A vibrant color along with a gorgeous aroma invites you to this luscious bowl. Savory with a bright note of ginger and a subtle hint of sweetness, courtesy of carrots and sweet potatoes, it's the perfect soup to welcome fall – even if the weather is still quite warm!
Cook Time 1 hour
Course Soups and Stews
Servings 6 servings

Equipment

  • Large stockpot
  • Immersion blender

Ingredients
  

  • 2 tablespoons olive oil
  • 2 tablespoons butter
  • 2 large onions, sliced thin, about 3 cups
  • 1 pound carrots, about 6 carrots scrubbed or peeled and cut into 1" pieces
  • 2-½ pounds sweet potatoes, about 2 large potatoes, peeled and cubed
  • 1-½ teaspoons kosher salt
  • ¼ teaspoon freshly cracked black pepper
  • 4 cups 4 cups chicken broth
  • 2 tablespoons chicken concentrate, such as Better Than Bouillon
  • 1-¾ teaspoons ground ginger
  • ½ cup heavy cream 

Instructions
 

  • In a large stockpot, melt the butter with the olive oil over medium heat.
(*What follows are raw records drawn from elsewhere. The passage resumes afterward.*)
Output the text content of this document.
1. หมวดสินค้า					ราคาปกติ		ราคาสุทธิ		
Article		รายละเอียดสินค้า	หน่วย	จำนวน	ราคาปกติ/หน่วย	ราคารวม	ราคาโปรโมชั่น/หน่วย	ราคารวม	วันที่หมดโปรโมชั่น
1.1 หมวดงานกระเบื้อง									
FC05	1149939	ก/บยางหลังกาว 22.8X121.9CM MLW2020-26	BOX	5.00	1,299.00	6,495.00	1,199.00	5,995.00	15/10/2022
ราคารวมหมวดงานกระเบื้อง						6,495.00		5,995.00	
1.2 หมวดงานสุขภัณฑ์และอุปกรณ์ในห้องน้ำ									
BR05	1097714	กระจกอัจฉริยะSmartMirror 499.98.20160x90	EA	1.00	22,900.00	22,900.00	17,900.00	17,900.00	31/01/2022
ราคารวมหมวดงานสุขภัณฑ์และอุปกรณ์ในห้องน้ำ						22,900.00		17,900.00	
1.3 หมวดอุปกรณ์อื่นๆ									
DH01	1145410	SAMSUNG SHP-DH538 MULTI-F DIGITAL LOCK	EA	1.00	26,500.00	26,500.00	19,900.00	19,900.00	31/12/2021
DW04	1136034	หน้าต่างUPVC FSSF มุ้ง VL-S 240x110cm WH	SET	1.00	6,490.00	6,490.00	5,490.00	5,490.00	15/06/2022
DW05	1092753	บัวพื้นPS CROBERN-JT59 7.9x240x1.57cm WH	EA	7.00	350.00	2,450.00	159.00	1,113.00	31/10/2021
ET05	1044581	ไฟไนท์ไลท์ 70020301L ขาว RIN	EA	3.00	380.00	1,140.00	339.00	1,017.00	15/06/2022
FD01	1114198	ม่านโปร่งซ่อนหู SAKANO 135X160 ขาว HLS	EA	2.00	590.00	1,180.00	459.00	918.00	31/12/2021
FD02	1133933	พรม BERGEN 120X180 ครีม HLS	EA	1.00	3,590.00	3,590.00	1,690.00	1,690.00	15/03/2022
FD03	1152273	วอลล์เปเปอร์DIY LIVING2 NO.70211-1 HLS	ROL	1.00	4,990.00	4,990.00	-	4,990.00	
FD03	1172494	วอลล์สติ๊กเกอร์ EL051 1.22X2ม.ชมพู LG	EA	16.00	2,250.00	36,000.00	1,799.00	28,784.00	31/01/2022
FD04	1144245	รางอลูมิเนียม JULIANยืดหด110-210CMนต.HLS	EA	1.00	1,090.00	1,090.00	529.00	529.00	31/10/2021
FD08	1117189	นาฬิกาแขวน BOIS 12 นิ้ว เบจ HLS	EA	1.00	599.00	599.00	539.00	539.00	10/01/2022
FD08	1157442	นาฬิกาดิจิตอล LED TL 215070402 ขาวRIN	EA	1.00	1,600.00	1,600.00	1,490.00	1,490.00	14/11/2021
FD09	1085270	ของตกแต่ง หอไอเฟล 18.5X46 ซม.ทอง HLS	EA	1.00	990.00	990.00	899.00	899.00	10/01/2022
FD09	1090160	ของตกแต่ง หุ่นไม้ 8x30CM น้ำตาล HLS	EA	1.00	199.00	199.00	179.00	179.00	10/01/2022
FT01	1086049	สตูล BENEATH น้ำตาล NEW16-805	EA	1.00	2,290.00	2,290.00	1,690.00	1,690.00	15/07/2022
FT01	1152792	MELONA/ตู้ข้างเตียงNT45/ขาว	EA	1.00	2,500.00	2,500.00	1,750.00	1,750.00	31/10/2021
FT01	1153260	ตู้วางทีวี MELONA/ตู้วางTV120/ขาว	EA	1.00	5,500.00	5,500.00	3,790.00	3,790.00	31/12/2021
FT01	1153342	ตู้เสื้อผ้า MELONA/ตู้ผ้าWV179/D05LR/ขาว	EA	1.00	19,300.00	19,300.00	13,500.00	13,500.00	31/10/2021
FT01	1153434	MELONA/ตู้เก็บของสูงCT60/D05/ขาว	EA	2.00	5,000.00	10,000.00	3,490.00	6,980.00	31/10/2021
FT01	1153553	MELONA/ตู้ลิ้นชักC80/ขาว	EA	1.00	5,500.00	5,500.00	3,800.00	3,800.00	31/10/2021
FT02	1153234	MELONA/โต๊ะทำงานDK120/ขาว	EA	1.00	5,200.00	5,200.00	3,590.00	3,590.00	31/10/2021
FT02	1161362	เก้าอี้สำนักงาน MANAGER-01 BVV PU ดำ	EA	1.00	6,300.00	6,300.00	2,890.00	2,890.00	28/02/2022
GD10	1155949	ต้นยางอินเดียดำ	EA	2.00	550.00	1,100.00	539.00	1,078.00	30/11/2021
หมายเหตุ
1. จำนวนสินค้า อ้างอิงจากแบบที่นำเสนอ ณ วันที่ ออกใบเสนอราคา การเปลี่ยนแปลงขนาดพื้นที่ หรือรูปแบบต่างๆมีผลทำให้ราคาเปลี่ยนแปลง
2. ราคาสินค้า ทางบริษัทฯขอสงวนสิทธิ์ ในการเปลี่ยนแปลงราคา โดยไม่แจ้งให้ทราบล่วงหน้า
Add the onions and sauté until they’re tender and slightly translucent, about 12 minutes.
  • Add the carrots and the sweet potatoes along with the kosher salt, pepper, chicken broth, and chicken concentrate, stirring to combine.
  • Bring to a boil over medium heat then reduce the heat to medium-low, cover the pan and cook for about 30 minutes or until the carrots and the sweet potatoes are very tender.
  • Using an immersion blender, puree the vegetables until smooth. Stir in the ground ginger along with the cream. Heat through for about 10 minutes.

Notes

You can also transfer the soup to a blender and purée.